Premier jour. Introduction : entre « l'ère des révolutions » et « l'ère du capital »

  • I. Le contexte historique : économie et politique.

Problème : quels sont les changements majeurs qui configurent le XIXe siècle au moment où Marx se met à écrire et en quoi favorisent-ils l'émergence d'une pratique et d'une pensée révolutionnaires ?

  1. La révolution industrielle ou « L'ère du capital ».
  2. « L'ère des révolutions » et le printemps des peuples.
  • II. Les racines intellectuelles de Marx et les fondements du matérialisme.

Problème : comment la pensée de Marx parvient-elle à analyser la situation d'une manière qui lui permette d'avoir prise dessus ?

  1. La philosophie allemande.
  2. L'économie anglaise.
  3. La politique et le socialisme français.

Deuxième jour. Marx, philosophe de la praxis : de la Ligue des communistes à la Première Internationale.

Probléme : Qu'est-ce que Marx a apporté à la question du lien entre théorie et pratique par rapport aux autres penseurs socialistes ? Quelle est le rôle, en suite d'une telle pensée, a-t-il donné aux organisations ?

  • I. Présentation des courants et de la pensée des socialistes pré-marxistes (Dézamy, Buonnaroti, …).
  • II. Analyse du parcours du jeune Marx sur le lien entre théorie et pratique.
  • III. Lien de Marx avec les organisations de son époque : La Ligue des Communistes et la Première internationale.

Troisième jour. Le rapport de Marx avec les utopistes.

Probléme : Marx n'imagine que peu l'après du capitalisme, et il fut, dans le même mouvement un lecteur et un critique acerbe de toutes les utopies sociales de son temps.

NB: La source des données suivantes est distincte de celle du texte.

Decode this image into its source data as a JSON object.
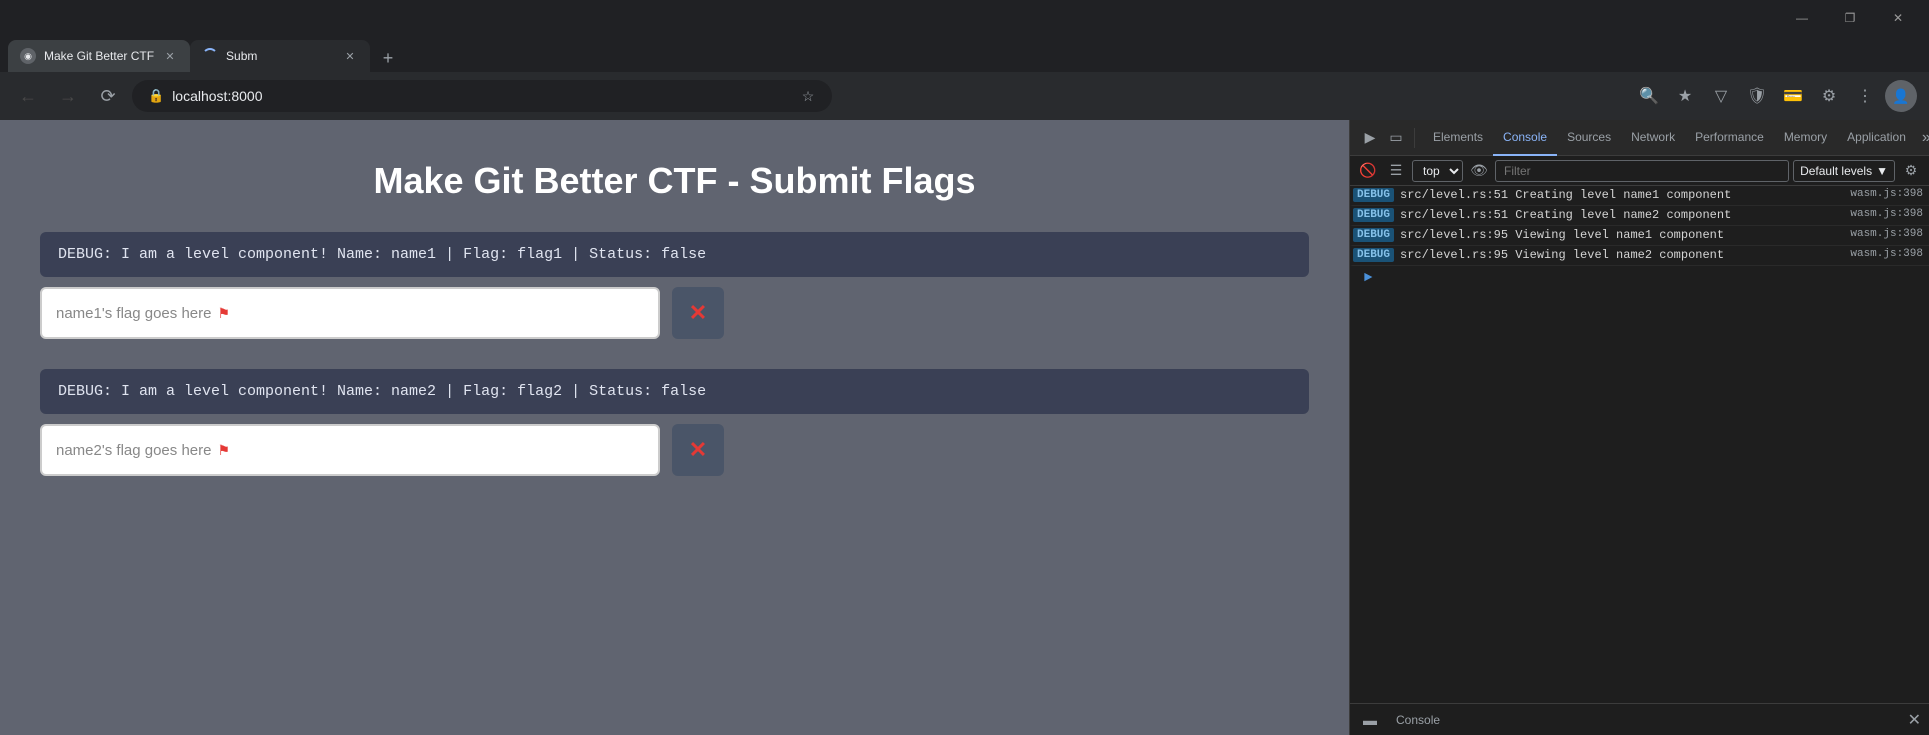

Quelle est le lien qu'il entretient avec cela, et comment rouvrir pour le présent la question du futur ?

  • I. Présentation des théories de Fourier, Saint Simon et Robert Owen.
  • II. Rapport de Marx aux socialismes utopiques.
  • III. Continuation de la pensée utopique : Kropotkine et Landaeur.

Quatrième jour : La Commune et le dernier Marx.

Probléme : qu'est-ce qui a permis à la Commune de l'emporter un temps et qu'est-ce qui doit nous inspirer là-dedans ? Puis, comment penser d'une part sans LE sujet révolutionnaire et d'autre part le dépassement de la multiplicité des communes rurales ?

  • I. Contexte historique et politique de la Commune de Paris.
  • II. Quelques aspects de la Commune vue par Marx.
  1. Aspect militaire.
  2. Aspect politique.
  • III. Les leçons de la Commune.
  1. Le problème du nationalisme.
  2. La question de l'État.
  • IV. De la Commune de Paris aux Communes rurales.